Кардинал приблизился и тоже посмотрел. Потом надел хирургические перчатки и акушерским движением запустил руки внутрь. Медленно и осторожно он извлек предмет за углы — расколотый, запачканный кровью, покрытый сажей.
— Аудиокассета, — произнесла Делорм. — Видимо, примерзла к его одежде и упала, когда он начал оттаивать.
— Не радуйся раньше времени: она, скорее всего, без записи, — сказал Кардинал, отправляя кассету в бумажный пакет для вещественных доказательств. — Будем надеяться, что на ней есть хотя бы отпечатки пальцев.
15
— Я хотел сказать доктору Гэнт, что такой милашке не место в морге, но потом решил, что она сочтет это насмешкой.
— Конечно, — откликнулась Делорм. — Я бы сочла.
— Такой женщине лучше быть врачом по внутренним болезням — скажем, кардиологом. И с чего она вздумала всю жизнь заниматься трупами?
— Чтобы бороться с плохими парнями. Как и ты, Кардинал. Я тут загадки не вижу.

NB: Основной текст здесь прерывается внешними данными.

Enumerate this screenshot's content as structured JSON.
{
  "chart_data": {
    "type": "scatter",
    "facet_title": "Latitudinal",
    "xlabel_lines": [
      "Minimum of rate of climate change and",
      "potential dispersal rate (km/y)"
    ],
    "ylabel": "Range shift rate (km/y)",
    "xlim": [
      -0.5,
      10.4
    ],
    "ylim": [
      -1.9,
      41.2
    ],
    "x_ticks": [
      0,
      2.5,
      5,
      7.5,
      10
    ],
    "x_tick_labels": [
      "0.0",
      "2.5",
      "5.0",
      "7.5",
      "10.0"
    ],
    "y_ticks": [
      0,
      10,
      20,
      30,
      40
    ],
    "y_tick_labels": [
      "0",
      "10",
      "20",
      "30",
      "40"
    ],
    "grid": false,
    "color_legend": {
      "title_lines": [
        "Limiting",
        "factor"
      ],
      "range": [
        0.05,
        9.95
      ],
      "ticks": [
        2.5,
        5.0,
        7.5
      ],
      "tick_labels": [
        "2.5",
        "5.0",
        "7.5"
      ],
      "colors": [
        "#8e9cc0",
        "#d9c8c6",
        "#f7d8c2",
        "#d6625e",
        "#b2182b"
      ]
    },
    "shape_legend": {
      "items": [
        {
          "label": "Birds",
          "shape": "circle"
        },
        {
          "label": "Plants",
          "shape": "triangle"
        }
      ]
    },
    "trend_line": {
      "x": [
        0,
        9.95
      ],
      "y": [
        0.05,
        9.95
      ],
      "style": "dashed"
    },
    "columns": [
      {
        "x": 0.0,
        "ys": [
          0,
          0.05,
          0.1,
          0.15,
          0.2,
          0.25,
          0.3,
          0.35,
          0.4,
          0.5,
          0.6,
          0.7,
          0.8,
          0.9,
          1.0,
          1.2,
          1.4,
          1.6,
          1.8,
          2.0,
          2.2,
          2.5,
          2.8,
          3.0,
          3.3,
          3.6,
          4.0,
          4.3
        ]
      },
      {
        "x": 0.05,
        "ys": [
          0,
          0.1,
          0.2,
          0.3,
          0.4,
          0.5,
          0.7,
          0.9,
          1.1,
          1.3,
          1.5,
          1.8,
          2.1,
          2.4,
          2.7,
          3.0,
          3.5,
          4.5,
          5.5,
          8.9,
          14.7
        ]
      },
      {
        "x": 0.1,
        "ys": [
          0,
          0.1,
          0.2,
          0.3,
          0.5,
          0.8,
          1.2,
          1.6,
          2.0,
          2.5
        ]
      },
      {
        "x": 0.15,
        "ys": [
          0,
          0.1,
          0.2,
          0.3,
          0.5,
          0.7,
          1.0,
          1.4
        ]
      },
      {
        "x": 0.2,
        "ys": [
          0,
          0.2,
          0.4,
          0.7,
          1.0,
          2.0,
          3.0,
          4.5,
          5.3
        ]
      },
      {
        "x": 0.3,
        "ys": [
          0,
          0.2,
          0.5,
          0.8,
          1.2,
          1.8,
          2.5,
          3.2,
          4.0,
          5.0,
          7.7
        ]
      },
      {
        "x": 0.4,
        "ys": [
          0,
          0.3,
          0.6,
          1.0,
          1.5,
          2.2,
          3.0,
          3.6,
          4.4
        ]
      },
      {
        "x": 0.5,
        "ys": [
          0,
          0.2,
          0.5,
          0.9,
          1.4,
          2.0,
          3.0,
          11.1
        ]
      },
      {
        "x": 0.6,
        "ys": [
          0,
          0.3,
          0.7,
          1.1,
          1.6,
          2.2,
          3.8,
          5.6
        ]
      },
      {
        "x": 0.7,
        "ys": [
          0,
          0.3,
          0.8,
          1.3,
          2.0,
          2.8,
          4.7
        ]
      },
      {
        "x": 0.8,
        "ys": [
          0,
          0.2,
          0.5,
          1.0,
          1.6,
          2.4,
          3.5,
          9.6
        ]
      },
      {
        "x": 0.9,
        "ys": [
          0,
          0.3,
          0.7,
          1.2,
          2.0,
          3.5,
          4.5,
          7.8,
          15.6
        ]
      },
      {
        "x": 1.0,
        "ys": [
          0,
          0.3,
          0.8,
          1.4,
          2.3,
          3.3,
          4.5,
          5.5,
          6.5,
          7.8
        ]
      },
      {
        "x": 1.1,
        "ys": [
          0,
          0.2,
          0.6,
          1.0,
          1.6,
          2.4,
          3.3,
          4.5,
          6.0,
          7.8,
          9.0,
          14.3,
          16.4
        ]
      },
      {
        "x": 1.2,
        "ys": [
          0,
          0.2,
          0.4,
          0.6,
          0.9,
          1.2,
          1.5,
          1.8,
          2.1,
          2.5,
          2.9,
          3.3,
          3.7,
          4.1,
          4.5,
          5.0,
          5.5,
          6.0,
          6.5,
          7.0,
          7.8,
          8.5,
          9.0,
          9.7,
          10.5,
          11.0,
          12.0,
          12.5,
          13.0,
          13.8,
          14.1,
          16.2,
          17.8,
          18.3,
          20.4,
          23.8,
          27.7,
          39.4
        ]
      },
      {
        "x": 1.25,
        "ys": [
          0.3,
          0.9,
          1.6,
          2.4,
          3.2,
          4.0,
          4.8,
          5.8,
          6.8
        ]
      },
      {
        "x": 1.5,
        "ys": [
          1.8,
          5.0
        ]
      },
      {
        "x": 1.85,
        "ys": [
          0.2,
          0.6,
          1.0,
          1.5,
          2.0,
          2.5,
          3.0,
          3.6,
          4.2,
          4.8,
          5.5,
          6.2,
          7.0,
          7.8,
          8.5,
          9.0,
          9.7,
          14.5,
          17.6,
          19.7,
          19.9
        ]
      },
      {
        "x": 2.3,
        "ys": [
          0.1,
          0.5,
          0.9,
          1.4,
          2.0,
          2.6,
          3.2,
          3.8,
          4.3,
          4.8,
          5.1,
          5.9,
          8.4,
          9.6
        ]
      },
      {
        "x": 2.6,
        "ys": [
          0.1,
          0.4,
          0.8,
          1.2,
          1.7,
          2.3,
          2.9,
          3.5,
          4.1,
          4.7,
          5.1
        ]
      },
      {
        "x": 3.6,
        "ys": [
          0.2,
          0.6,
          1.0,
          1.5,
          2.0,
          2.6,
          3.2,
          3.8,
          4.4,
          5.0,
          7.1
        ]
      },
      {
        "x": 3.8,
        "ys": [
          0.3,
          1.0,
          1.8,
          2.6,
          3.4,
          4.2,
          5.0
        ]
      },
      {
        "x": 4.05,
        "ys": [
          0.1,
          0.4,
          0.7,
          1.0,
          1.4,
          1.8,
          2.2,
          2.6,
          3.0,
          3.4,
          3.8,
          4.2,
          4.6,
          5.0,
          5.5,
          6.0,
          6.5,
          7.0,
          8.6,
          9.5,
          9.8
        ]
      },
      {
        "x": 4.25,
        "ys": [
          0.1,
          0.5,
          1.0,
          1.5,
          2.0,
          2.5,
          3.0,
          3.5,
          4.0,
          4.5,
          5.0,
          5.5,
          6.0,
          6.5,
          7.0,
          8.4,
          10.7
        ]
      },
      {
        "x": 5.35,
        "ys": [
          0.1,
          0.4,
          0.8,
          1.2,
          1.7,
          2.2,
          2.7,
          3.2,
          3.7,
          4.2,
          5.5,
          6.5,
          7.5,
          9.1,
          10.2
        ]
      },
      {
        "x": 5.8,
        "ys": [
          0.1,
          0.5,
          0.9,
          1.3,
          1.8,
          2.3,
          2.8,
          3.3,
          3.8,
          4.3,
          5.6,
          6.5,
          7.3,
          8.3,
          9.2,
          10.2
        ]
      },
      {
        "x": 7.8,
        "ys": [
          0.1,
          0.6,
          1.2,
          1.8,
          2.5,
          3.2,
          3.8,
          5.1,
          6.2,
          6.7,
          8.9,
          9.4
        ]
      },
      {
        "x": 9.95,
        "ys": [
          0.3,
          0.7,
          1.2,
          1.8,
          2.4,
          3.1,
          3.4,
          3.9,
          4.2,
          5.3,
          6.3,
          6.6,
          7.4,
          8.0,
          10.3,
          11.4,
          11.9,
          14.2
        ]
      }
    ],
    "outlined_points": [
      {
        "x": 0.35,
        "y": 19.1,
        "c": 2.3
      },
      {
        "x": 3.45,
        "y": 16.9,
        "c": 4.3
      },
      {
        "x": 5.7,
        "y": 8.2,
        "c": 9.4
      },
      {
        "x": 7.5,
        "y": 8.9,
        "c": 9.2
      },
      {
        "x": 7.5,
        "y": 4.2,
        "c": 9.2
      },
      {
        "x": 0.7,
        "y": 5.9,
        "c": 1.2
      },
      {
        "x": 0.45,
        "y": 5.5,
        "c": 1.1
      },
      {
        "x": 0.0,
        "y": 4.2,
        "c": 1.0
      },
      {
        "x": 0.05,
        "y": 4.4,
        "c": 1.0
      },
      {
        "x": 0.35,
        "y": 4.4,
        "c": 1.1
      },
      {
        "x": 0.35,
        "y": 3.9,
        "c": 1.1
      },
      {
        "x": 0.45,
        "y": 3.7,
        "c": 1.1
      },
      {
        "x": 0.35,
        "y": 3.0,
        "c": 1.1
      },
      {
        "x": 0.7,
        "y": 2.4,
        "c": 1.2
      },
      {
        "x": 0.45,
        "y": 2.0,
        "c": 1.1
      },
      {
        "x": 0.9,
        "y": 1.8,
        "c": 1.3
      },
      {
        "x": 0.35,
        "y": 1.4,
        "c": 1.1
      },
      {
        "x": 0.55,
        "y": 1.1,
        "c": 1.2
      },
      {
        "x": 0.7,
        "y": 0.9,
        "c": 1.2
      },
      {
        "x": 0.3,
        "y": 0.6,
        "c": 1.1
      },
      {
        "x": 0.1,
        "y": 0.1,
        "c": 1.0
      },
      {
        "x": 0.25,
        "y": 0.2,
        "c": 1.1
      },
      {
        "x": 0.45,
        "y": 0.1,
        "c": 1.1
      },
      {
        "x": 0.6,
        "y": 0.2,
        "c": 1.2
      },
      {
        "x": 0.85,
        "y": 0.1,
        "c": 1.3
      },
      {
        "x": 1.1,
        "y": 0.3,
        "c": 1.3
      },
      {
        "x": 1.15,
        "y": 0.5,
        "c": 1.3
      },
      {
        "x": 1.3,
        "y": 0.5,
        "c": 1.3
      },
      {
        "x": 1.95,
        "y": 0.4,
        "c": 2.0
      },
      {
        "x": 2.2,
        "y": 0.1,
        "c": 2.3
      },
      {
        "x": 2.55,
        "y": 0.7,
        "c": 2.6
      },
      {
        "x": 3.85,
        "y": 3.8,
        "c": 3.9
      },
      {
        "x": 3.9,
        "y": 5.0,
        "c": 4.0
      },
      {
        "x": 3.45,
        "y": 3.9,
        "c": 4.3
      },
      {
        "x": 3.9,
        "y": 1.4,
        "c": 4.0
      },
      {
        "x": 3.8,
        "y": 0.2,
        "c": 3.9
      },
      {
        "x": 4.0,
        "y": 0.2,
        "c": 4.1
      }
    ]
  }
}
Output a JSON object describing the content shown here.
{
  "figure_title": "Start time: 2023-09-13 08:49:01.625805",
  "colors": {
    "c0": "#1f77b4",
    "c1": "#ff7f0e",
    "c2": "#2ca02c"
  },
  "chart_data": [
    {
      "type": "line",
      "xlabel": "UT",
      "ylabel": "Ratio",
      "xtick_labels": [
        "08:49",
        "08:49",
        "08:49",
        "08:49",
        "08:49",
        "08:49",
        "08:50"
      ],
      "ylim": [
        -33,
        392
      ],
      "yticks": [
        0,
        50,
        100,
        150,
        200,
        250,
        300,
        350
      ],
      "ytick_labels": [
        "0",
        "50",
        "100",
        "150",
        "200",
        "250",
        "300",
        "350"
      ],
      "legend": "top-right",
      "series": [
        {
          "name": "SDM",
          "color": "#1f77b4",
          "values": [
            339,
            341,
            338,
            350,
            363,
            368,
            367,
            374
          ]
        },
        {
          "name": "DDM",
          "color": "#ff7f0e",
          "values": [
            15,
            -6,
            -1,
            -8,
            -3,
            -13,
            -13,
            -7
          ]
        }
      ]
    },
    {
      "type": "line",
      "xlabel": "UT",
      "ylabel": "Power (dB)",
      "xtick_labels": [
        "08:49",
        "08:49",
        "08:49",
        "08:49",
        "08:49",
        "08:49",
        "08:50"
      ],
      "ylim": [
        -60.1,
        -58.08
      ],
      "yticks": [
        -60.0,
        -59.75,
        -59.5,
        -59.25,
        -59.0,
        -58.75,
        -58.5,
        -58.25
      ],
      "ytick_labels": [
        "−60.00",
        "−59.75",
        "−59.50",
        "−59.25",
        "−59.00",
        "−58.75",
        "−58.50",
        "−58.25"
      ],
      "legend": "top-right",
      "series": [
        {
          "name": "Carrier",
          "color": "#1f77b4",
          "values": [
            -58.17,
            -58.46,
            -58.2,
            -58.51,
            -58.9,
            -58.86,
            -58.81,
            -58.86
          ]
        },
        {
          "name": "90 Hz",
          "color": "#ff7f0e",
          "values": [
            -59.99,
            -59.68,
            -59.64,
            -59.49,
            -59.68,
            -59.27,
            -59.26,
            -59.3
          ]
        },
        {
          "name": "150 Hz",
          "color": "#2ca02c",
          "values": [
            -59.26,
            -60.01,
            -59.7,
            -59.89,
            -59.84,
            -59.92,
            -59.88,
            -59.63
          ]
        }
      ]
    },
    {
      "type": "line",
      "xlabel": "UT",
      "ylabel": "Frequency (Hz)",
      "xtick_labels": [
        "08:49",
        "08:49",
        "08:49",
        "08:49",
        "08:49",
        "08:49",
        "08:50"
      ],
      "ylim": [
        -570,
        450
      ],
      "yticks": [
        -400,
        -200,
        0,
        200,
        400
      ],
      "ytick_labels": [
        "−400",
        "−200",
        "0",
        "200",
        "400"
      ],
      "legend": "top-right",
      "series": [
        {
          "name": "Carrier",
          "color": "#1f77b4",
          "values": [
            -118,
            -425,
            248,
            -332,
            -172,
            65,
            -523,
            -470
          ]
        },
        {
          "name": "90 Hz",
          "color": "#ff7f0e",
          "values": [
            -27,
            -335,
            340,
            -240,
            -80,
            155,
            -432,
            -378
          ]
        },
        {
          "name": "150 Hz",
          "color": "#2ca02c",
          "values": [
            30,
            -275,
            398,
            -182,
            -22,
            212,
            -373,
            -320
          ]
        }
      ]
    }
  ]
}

Они находились в Научном центре судмедэкспертизы, который располагался рядом со зданием коронерской службы. Кассету они покрыли порошком для фиксации отпечатков и теперь поднимались на лифте в химический отдел.
Сетевич склонился над микроскопом и не поднял головы, когда они вошли.
— Один волос не принадлежит жертве. Длина семь с половиной сантиметров, цвет — каштановый, средней интенсивности. Принадлежит европеоиду, скорее всего — мужчине.
— А волокно?
— Красное. Витое из трех нитей.
— Это наш, — заключил Кардинал.
— Вы не знаете наверняка.
— Два похожих убийцы, и у обоих — красный коврик? На ограниченном пространстве Алгонкин-Бей? Вероятность нулевая.
— Тодд Карри провел какое-то время в том же месте, что и Кэти Пайн, — вмешалась Делорм. — Это почти наверняка. В той же машине, так?
Сетевич, улыбаясь, покачал головой:
— Не улика. Такой материал часто используют в подвалах, внутренних двориках, где угодно. И не только у нас, но и в Штатах. Я вам уже это говорил, когда мы нашли такой же кусочек на теле той девочки, Пайн. Уж поверьте мне, хорошо? Не считайте меня дураком. Что-нибудь еще для меня есть? Что в мешке?
— Мы хотим узнать, что на этой штуке. — Кардинал протянул ему пакет с кассетой.
Сетевич заглянул внутрь:
— Уже обработали порошком?
— И отнесли данные на анализ в соседнюю комнату. Компьютер их пережевывает, но мы ни на что особо не надеемся. У вас случайно нет под рукой кассетника?
— Есть, но так себе.
— Ничего. Нам просто надо понять, есть ли на пленке запись.